We Live In A Society
“We Live in a Society,” and Other (Better) Commentaries in Society of the Snow
By Elizabeth Rotunno
We, as humans, love disaster—not necessarily being stricken by some devastating misfortune, but at least engaging with it as a subject of great societal intrigue and fascination. Maybe it’s proof that humanity, like the rest of the universe, tends toward entropy, or perhaps we’re just bored and want to live vicariously through the victims of zombie apocalypses and world-ending asteroids. Either way, catastrophe is always a hit in horror and psychological suspense films. Recently, an especially tragic specimen of calamity dipped its toes into the Oscars scene, nominated as part of the critically acclaimed 2023 movie Society of the Snow (originally La Sociedad de La Nieve).
Set in 1972, the movie follows a Uruguayan rugby team after they crash in the freezing Andes mountains of Western Argentina.

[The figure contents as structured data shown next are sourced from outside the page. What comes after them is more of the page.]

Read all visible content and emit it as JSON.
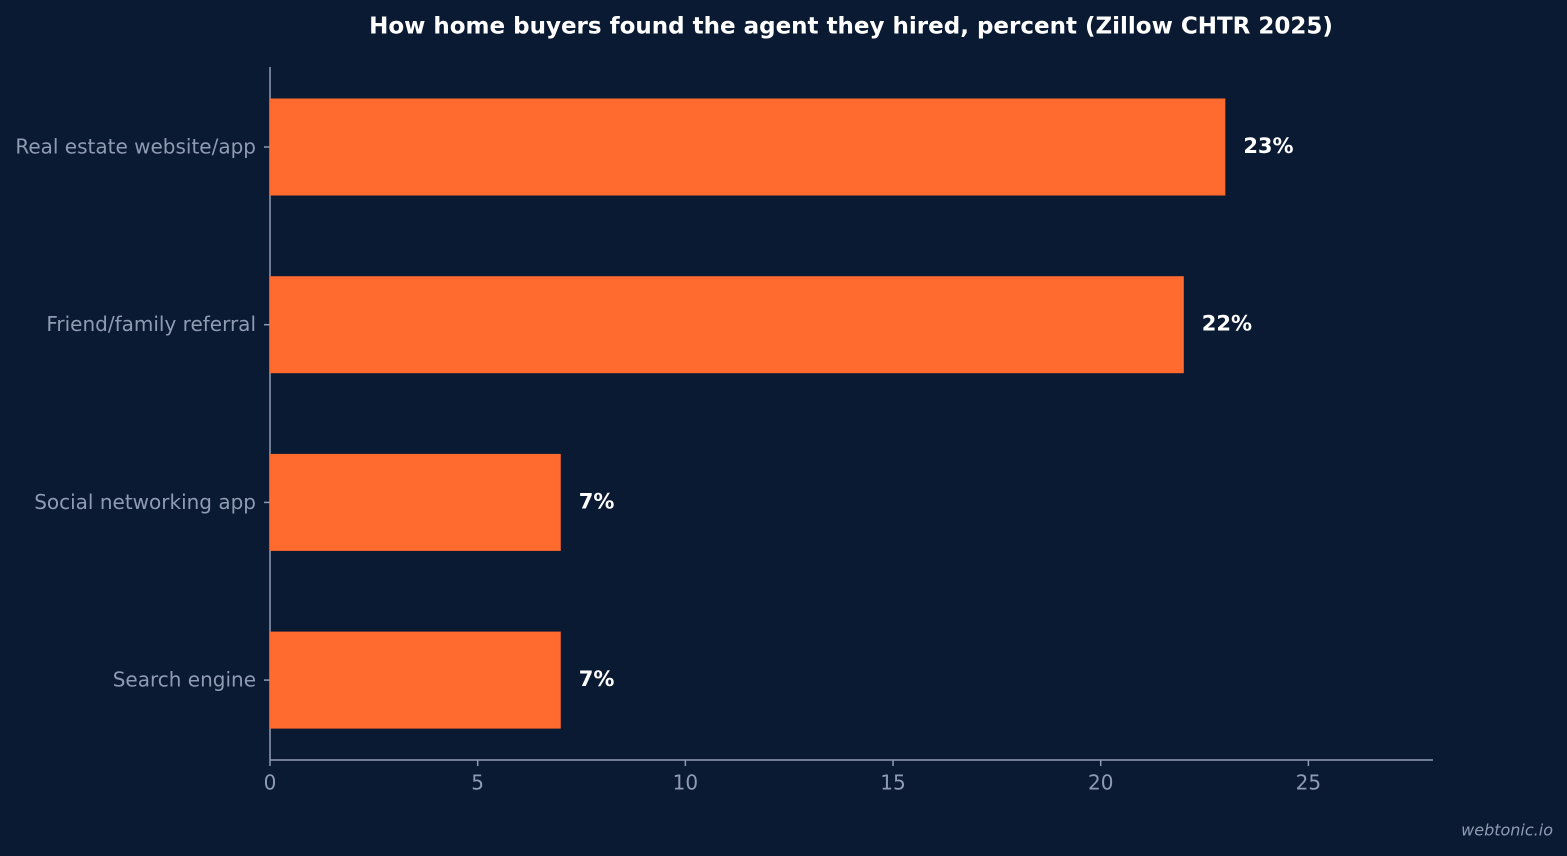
{
  "chart_data": {
    "type": "bar",
    "orientation": "horizontal",
    "title": "How home buyers found the agent they hired, percent (Zillow CHTR 2025)",
    "categories": [
      "Real estate website/app",
      "Friend/family referral",
      "Social networking app",
      "Search engine"
    ],
    "values": [
      23,
      22,
      7,
      7
    ],
    "value_labels": [
      "23%",
      "22%",
      "7%",
      "7%"
    ],
    "color": "#ff6b2f",
    "xlim": [
      0,
      28
    ],
    "xticks": [
      0,
      5,
      10,
      15,
      20,
      25
    ],
    "grid": false,
    "watermark": "webtonic.io"
  }
}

The young players must await rescue, relying only on each other and the wreckage of their airliner to survive. After extending their food supply much longer than it was meant to last and consuming anything semi-resembling a comestible, some players resort to eating each other to stay alive, while others mount efforts to escape the glacial prison into which they’ve plunged. The real kicker? Society of the Snow is based on the true story of Uruguayan Air Force Flight 571 and is adapted from a novel of the same name by Pablo Vierci, detailing the incident. The adaptation is fairly faithful to the original story, making Society of the Snow an interesting case study into human behavior surrounding self-organization. So what does it teach us about how we act in group survival situations?

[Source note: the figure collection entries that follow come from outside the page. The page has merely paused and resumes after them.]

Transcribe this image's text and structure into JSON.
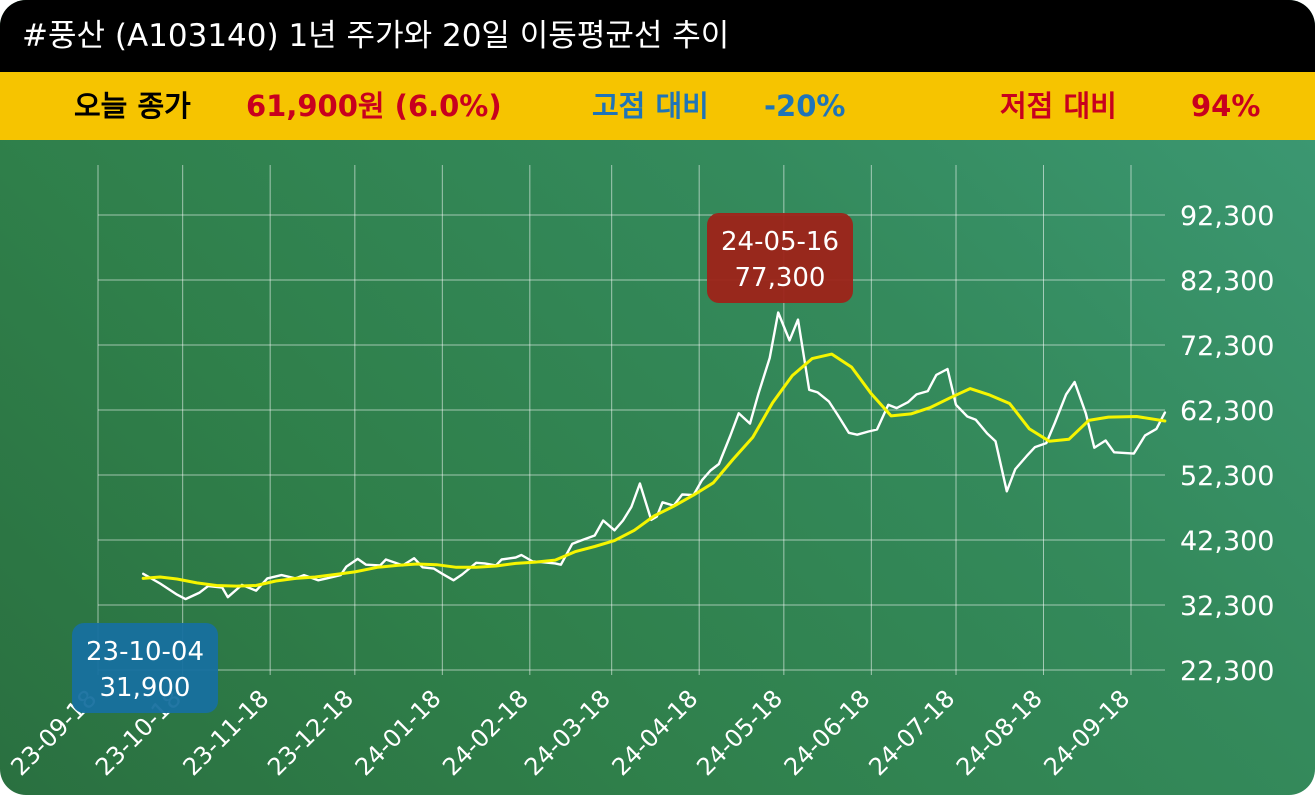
{
  "title": "#풍산 (A103140) 1년 주가와 20일 이동평균선 추이",
  "info": {
    "close_label": "오늘 종가",
    "close_value": "61,900원 (6.0%)",
    "high_label": "고점 대비",
    "high_value": "-20%",
    "low_label": "저점 대비",
    "low_value": "94%"
  },
  "colors": {
    "title_bg": "#000000",
    "info_bg": "#f6c400",
    "close_value": "#c8001e",
    "high": "#1f74b8",
    "low": "#c8001e",
    "price_line": "#ffffff",
    "ma_line": "#f5f500",
    "high_callout": "#9e2319",
    "low_callout": "#17709f"
  },
  "chart_data": {
    "type": "line",
    "x_labels": [
      "23-09-18",
      "23-10-18",
      "23-11-18",
      "23-12-18",
      "24-01-18",
      "24-02-18",
      "24-03-18",
      "24-04-18",
      "24-05-18",
      "24-06-18",
      "24-07-18",
      "24-08-18",
      "24-09-18"
    ],
    "y_ticks": [
      "22,300",
      "32,300",
      "42,300",
      "52,300",
      "62,300",
      "72,300",
      "82,300",
      "92,300"
    ],
    "ylim": [
      22300,
      92300
    ],
    "grid": true,
    "series": [
      {
        "role": "price",
        "points": [
          [
            "23-10-04",
            37100
          ],
          [
            "23-10-10",
            35600
          ],
          [
            "23-10-16",
            33900
          ],
          [
            "23-10-19",
            33200
          ],
          [
            "23-10-24",
            34200
          ],
          [
            "23-10-27",
            35200
          ],
          [
            "23-11-01",
            35000
          ],
          [
            "23-11-03",
            33500
          ],
          [
            "23-11-08",
            35400
          ],
          [
            "23-11-13",
            34500
          ],
          [
            "23-11-17",
            36400
          ],
          [
            "23-11-22",
            36900
          ],
          [
            "23-11-27",
            36400
          ],
          [
            "23-11-30",
            36900
          ],
          [
            "23-12-05",
            36100
          ],
          [
            "23-12-08",
            36400
          ],
          [
            "23-12-13",
            36900
          ],
          [
            "23-12-15",
            38200
          ],
          [
            "23-12-19",
            39400
          ],
          [
            "23-12-22",
            38500
          ],
          [
            "23-12-27",
            38400
          ],
          [
            "23-12-29",
            39300
          ],
          [
            "24-01-04",
            38400
          ],
          [
            "24-01-08",
            39500
          ],
          [
            "24-01-11",
            38100
          ],
          [
            "24-01-15",
            37900
          ],
          [
            "24-01-18",
            37100
          ],
          [
            "24-01-22",
            36100
          ],
          [
            "24-01-25",
            37000
          ],
          [
            "24-01-30",
            38800
          ],
          [
            "24-02-02",
            38700
          ],
          [
            "24-02-06",
            38400
          ],
          [
            "24-02-08",
            39300
          ],
          [
            "24-02-13",
            39600
          ],
          [
            "24-02-15",
            40000
          ],
          [
            "24-02-19",
            39000
          ],
          [
            "24-02-22",
            38900
          ],
          [
            "24-02-27",
            38700
          ],
          [
            "24-02-29",
            38500
          ],
          [
            "24-03-04",
            41700
          ],
          [
            "24-03-07",
            42200
          ],
          [
            "24-03-12",
            43000
          ],
          [
            "24-03-15",
            45300
          ],
          [
            "24-03-19",
            43800
          ],
          [
            "24-03-22",
            45300
          ],
          [
            "24-03-25",
            47400
          ],
          [
            "24-03-28",
            51000
          ],
          [
            "24-04-01",
            45400
          ],
          [
            "24-04-03",
            45900
          ],
          [
            "24-04-05",
            48100
          ],
          [
            "24-04-09",
            47600
          ],
          [
            "24-04-12",
            49300
          ],
          [
            "24-04-16",
            49200
          ],
          [
            "24-04-19",
            51500
          ],
          [
            "24-04-22",
            53000
          ],
          [
            "24-04-25",
            54000
          ],
          [
            "24-04-29",
            58300
          ],
          [
            "24-05-02",
            61800
          ],
          [
            "24-05-06",
            60200
          ],
          [
            "24-05-09",
            64800
          ],
          [
            "24-05-13",
            70300
          ],
          [
            "24-05-16",
            77300
          ],
          [
            "24-05-20",
            73000
          ],
          [
            "24-05-23",
            76200
          ],
          [
            "24-05-27",
            65400
          ],
          [
            "24-05-30",
            65000
          ],
          [
            "24-06-03",
            63600
          ],
          [
            "24-06-06",
            61600
          ],
          [
            "24-06-10",
            58800
          ],
          [
            "24-06-13",
            58500
          ],
          [
            "24-06-17",
            59000
          ],
          [
            "24-06-20",
            59300
          ],
          [
            "24-06-24",
            63100
          ],
          [
            "24-06-27",
            62600
          ],
          [
            "24-07-01",
            63500
          ],
          [
            "24-07-04",
            64700
          ],
          [
            "24-07-08",
            65200
          ],
          [
            "24-07-11",
            67700
          ],
          [
            "24-07-15",
            68600
          ],
          [
            "24-07-18",
            63100
          ],
          [
            "24-07-22",
            61300
          ],
          [
            "24-07-25",
            60800
          ],
          [
            "24-07-29",
            58700
          ],
          [
            "24-08-01",
            57500
          ],
          [
            "24-08-05",
            49800
          ],
          [
            "24-08-08",
            53200
          ],
          [
            "24-08-12",
            55200
          ],
          [
            "24-08-15",
            56600
          ],
          [
            "24-08-19",
            57200
          ],
          [
            "24-08-22",
            60300
          ],
          [
            "24-08-26",
            64700
          ],
          [
            "24-08-29",
            66600
          ],
          [
            "24-09-02",
            61800
          ],
          [
            "24-09-05",
            56500
          ],
          [
            "24-09-09",
            57600
          ],
          [
            "24-09-12",
            55800
          ],
          [
            "24-09-19",
            55600
          ],
          [
            "24-09-23",
            58400
          ],
          [
            "24-09-27",
            59400
          ],
          [
            "24-09-30",
            61900
          ]
        ]
      },
      {
        "role": "ma20",
        "points": [
          [
            "23-10-04",
            36400
          ],
          [
            "23-10-10",
            36600
          ],
          [
            "23-10-16",
            36300
          ],
          [
            "23-10-23",
            35700
          ],
          [
            "23-10-30",
            35300
          ],
          [
            "23-11-06",
            35200
          ],
          [
            "23-11-13",
            35300
          ],
          [
            "23-11-20",
            36000
          ],
          [
            "23-11-27",
            36400
          ],
          [
            "23-12-04",
            36600
          ],
          [
            "23-12-11",
            37000
          ],
          [
            "23-12-18",
            37400
          ],
          [
            "23-12-26",
            38100
          ],
          [
            "24-01-02",
            38400
          ],
          [
            "24-01-09",
            38600
          ],
          [
            "24-01-16",
            38500
          ],
          [
            "24-01-23",
            38100
          ],
          [
            "24-01-30",
            38100
          ],
          [
            "24-02-06",
            38300
          ],
          [
            "24-02-13",
            38700
          ],
          [
            "24-02-20",
            38900
          ],
          [
            "24-02-27",
            39200
          ],
          [
            "24-03-05",
            40500
          ],
          [
            "24-03-12",
            41300
          ],
          [
            "24-03-19",
            42200
          ],
          [
            "24-03-26",
            43800
          ],
          [
            "24-04-02",
            46000
          ],
          [
            "24-04-09",
            47500
          ],
          [
            "24-04-16",
            49200
          ],
          [
            "24-04-23",
            51100
          ],
          [
            "24-04-30",
            54700
          ],
          [
            "24-05-07",
            58100
          ],
          [
            "24-05-14",
            63400
          ],
          [
            "24-05-21",
            67600
          ],
          [
            "24-05-28",
            70200
          ],
          [
            "24-06-04",
            70900
          ],
          [
            "24-06-11",
            68900
          ],
          [
            "24-06-18",
            64800
          ],
          [
            "24-06-25",
            61400
          ],
          [
            "24-07-02",
            61700
          ],
          [
            "24-07-09",
            62700
          ],
          [
            "24-07-16",
            64200
          ],
          [
            "24-07-23",
            65600
          ],
          [
            "24-07-30",
            64600
          ],
          [
            "24-08-06",
            63300
          ],
          [
            "24-08-13",
            59400
          ],
          [
            "24-08-20",
            57500
          ],
          [
            "24-08-27",
            57800
          ],
          [
            "24-09-03",
            60700
          ],
          [
            "24-09-10",
            61200
          ],
          [
            "24-09-20",
            61300
          ],
          [
            "24-09-30",
            60600
          ]
        ]
      }
    ],
    "annotations": [
      {
        "kind": "high",
        "date": "24-05-16",
        "value": "77,300"
      },
      {
        "kind": "low",
        "date": "23-10-04",
        "value": "31,900"
      }
    ]
  }
}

Although this topic is more closely related to the event than the movie itself, director J.A. Bayona’s subtle and considered narrative choices present a message far more insightful than a mere “humans do what it takes to survive,” as many survival movies are wont to espouse.
Drawing on Vierci’s original book title, Bayona emphasizes the role of the society in the team’s eventual salvation. The young men don’t devolve into disorganized chaos, they don’t attack each other for food, and many of them initially refuse to eat their dead comrades. Instead, matters are resolved with civil discourse, in a style that’s almost reminiscent of a Socratic Seminar. Eventually, a system emerges: two cousins volunteer to “prepare,” as it were, corpses for consumption, meting out rations to the rest of the team. Their captain, Marcelo, retains his authority with the team and slides into the role of leader. All the while, everyone is sustained and connected by their faith in God and their mandates as Catholics. Their morphing of cannibalism into an organized ritual acts as the most obvious symbol for the collective developmental direction the team moves in: collaboration and order.
Bayona positions these internal hierarchies that the team erects against the concept of external societal reliance. Punctuating the movie’s sequences of harrowing events is a radio broadcast relaying news of rescue missions, which get bleaker and bleaker. In response to the rescue efforts proving largely unsuccessful, the young men increasingly fall back onto their established organizational structure as a sports team. As such, the eventual news that rescue efforts have ceased symbolizes a significant departure, a severance, from reliance on the social constructs of the outside world. What good are planes and search parties if they exist only in words, bearing no material influence upon one’s actual situation? Bayona here indicates that the dwindling influence of established civilization becomes analogous to the growing independence of the rugby team, as they rely upon an internal, rather than external, functional structure. The explicit portrayal of this inverse relationship is quite possibly what distinguishes Society of the Snow’s narrative from its thematic peers: it’s a hopeful film. It shows us that perseverance and collaboration in the face of adversity are not only possible but can be a sustaining force.
Society of the Snow doesn’t attempt to simulate total collapse or tell us that humans are incapable of overcoming existential threats. Rather, it shines through in its distinct optimism, and its unwavering faith in the social, collaborative, human spirit that first gave rise to civilization millennia ago.